This lecture aims at providing a brief history of the development of computers and computer programming languages and their mutual interaction with rapid developments in natural sciences in the 20th century.
Lecture Videos
This video is created solely as reference for the attendants of ICP2017F course at UT Austin. If you did not attend this class, then you may not find this video useful.
Programming glossary
The following table contains some technical programming phrases that are often used and heard in the field of computer science and programming, that you need to be familiar as well.

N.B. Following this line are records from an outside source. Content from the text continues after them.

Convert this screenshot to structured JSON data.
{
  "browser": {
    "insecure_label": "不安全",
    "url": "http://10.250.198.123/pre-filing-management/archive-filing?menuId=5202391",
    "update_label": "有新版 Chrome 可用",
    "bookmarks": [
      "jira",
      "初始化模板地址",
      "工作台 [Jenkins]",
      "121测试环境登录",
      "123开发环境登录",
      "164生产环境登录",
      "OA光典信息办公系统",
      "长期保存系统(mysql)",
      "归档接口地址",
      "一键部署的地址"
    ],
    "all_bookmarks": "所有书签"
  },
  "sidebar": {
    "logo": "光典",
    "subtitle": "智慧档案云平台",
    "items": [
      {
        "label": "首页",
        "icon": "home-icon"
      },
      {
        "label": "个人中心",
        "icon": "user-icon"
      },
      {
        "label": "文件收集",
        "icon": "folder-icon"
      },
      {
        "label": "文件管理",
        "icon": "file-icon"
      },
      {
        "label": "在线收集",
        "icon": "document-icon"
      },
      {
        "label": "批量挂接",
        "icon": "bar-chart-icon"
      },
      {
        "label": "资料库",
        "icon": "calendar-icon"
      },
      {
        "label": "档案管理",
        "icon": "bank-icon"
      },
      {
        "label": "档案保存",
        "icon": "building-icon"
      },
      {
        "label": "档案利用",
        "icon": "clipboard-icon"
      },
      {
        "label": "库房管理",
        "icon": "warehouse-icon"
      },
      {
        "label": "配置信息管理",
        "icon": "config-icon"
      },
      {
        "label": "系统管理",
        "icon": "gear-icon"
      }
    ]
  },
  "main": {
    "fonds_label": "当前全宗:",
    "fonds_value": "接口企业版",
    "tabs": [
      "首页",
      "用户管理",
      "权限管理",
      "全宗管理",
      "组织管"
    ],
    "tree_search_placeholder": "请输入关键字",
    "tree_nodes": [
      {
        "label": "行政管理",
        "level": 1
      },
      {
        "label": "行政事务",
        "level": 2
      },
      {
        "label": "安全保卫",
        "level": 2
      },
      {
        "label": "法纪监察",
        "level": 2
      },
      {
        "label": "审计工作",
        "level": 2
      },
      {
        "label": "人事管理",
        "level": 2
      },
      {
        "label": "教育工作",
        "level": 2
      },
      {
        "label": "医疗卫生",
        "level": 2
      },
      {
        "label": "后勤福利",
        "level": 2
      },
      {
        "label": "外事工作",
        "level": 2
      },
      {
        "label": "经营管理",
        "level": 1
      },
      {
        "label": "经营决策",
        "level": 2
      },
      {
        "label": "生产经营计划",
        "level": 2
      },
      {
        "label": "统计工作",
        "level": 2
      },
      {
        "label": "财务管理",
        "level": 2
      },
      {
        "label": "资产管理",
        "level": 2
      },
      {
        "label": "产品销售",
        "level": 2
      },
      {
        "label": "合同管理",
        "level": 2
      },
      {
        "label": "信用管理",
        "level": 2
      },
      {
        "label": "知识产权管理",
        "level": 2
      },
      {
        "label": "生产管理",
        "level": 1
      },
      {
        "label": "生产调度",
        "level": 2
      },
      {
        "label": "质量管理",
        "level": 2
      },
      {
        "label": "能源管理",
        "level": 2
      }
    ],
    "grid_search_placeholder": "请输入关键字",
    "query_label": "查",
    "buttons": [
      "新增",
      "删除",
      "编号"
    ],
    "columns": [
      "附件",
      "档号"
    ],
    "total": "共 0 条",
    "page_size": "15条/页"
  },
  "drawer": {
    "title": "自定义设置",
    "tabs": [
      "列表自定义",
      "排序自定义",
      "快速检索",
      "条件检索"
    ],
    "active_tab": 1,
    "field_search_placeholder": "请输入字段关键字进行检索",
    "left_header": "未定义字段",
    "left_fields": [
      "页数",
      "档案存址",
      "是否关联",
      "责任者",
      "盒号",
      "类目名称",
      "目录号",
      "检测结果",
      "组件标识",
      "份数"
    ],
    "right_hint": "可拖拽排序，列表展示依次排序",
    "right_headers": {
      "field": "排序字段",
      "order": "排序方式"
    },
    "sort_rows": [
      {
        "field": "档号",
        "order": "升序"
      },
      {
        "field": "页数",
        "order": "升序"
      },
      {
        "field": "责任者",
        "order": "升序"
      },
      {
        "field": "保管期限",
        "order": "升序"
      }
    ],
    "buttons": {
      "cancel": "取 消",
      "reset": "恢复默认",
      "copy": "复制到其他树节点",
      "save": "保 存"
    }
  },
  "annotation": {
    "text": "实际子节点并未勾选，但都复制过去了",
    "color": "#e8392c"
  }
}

Expression | Description |
---|---|
algorithm | A general method for solving a class of problems. |
bug | An error in program that has to be resolved for successful execution of the program. |
compiled language | A programming language whose programs need to be compiled by a compiler in order to run. |
compiler | A software that translates an entire high-level program into a lower-level language to make it executable. |
debugging | The process of finding and removing any type of error in the program. |
exception | An alternative name for runtime error in the program. |
executable | An object code, ready to be executed. Generally has the file extension .exe or .out or no extension at all. |
formal language | A language that is intentionally designed for specific purposes, which, unlike natural languages, follows a strict standard. |
high-level language | A programming language (e.g., MATLAB, Python, Fortran, Java, etc) that has high level of abstraction from the underlying hardware. |
interpreted language | A programming language whose statements are interpreted line-by-line by an interpreter and immediately executed. |
low-level language | A programming language that has a low-level of abstraction from computer hardware and architecture, such as Assembly. Very close to machine code. |
natural language | A language that evolves naturally, and has looser syntax rules and standard compared to formal languages. |
object code | The output of a compiler after translating a program. |
parsing | Reading and examining a file/program and analyzing the syntactic structure of the file/program. |
portability | A program's ability to be executable on more than one kind of computer architecture, without changing the code. |
problem solving | The process of formulating a problem and finding and expressing a solution to it. |
program | A set of instructions in a that together specify an algorithm a computation. |
runtime error | An error that does not arise and cause the program to stop, until the program has started to execute. |
script | A program in an interpreted language stored in a file. |
semantic error | A type of error in a program that makes the program do something other than what was intended. Catching these errors can be very tricky. |
semantics | The meaning of a program. |
source code | A program in a high-level compiled language, before being compiled by the compiler. |
syntax error | A type of error in program that violates the standard syntax of the programming language, and hence, the program cannot be interpreted or compiled until the syntax error is resolved. |
syntax | The structure of a program. |
token | One of the basic elements of the syntactic structure of a program, in analogy with word in a natural language. |
The rise of the machines
Immediately after the first world-war and during the second world-war, many fields of science and engineering witnessed rapid growth. In particular, two fields of mathematical and physical sciences, mathematical programming (a terminology used commonly in place of mathematical optimization) (not to be confused with computer programming!) and Monte Carlo methods witnessed rapid exponential growth in both theory and practical applications. Parallel to progresses in natural sciences, a new field of science and technology, computer science, began to rise during the years of world-war-II, partly in response to the needs of war, but mostly in response to the exponential growth of natural sciences and engineering in the post-world-war-II era.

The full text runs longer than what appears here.